When zipped, however, it took 260 seconds.
And about the md5...visual basic does not support multi-thread. VB .net does however, which is what I current have and is trying to learn.

And I did think of using what you said StrmnNrmn, by using a thread in the background to do this work, and to try to check a special rom when chosen to, and updating the gui when one rom has been checked.

This feature requires me to have a CRC database, but that's no problem.

Hacktarux
June 30th, 2002, 02:15
I need some explanation about your dll ! For me such performances are impossible.

proof:
to execute a hash algorithm whatever it is and how much you optimize it, it needs to read all the bytes of each roms.

If we consider that each roms have 16 Mb length on average. Then 40 roms * 16 = 640 Mb : nearly the size of a cdrom.

And you say that you read a whole cdrom in 2 seconds !!!!!!!

Congratulation doom, your hard drive is able to burn a cdrom at 1083x :D

Try to calculate the maximum speed in nero and you'll see that it is impossible....

Doomulation
June 30th, 2002, 03:21
Originally posted by Hacktarux
I need some explanation about your dll ! For me such performances are impossible.

proof:
to execute a hash algorithm whatever it is and how much you optimize it, it needs to read all the bytes of each roms.
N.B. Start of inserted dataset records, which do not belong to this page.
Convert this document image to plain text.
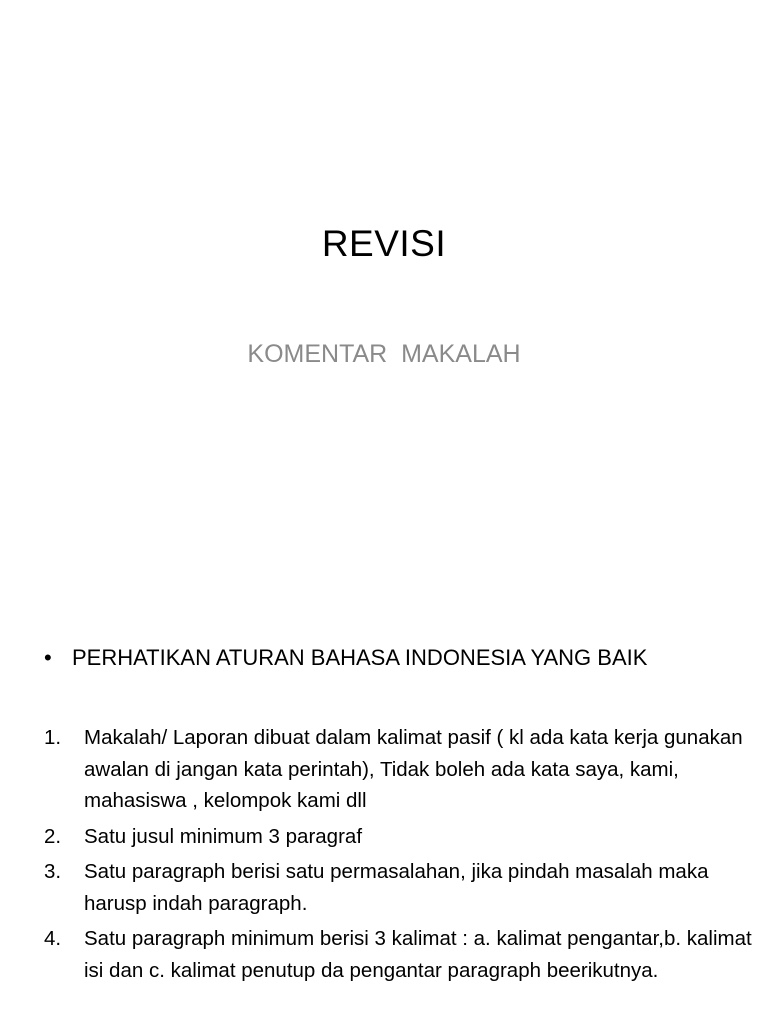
REVISI
KOMENTAR  MAKALAH
• PERHATIKAN ATURAN BAHASA INDONESIA YANG BAIK
1.	Makalah/ Laporan dibuat dalam kalimat pasif ( kl ada kata kerja gunakan awalan di jangan kata perintah), Tidak boleh ada kata saya, kami, mahasiswa , kelompok kami dll
2.	Satu jusul minimum 3 paragraf
3.	Satu paragraph berisi satu permasalahan, jika pindah masalah maka harusp indah paragraph.
4.	Satu paragraph minimum berisi 3 kalimat : a. kalimat pengantar,b. kalimat isi dan c. kalimat penutup da pengantar paragraph beerikutnya.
If we consider that each roms have 16 Mb length on average. Then 40 roms * 16 = 640 Mb : nearly the size of a cdrom.

And you say that you read a whole cdrom in 2 seconds !!!!!!!

Congratulation doom, your hard drive is able to burn a cdrom at 1083x :D

Try to calculate the maximum speed in nero and you'll see that it is impossible....
Dave reported this. I haven't tested myself. Ask dave.

ShadowPrince
July 25th, 2002, 09:36
Seems,that he mean only time needed for calculating md5 sum,Hack.Without loading rom time,althought even this not explain record time of 2 sec :).May be 20 sec ?

Anyway i compiled the list of good codes for everyone who's
intrested.Based on the great project 64 rdb file. (slightly changed)
If someone have more complete list of roms with goodn64 sums ,than please leave me private message.(i can't make goodn64 work on my machine).Best to post here scan list of goodn64.

I have two problems with current list :

1.[FC70E272-08FFE7AA-C:50]
Good Name=Spacestation Silicon Valley (E) OR (F) [!]
Good Code=
2.[2F700DCD-176CC5C9-C:45]
Good Name=Turok - Dinosaur Hunter (U) (V1.1) OR (v1.2) [!]
Good Code=
If someone have those 4 roms,please post here their checksums in md5 format and goodn64 format.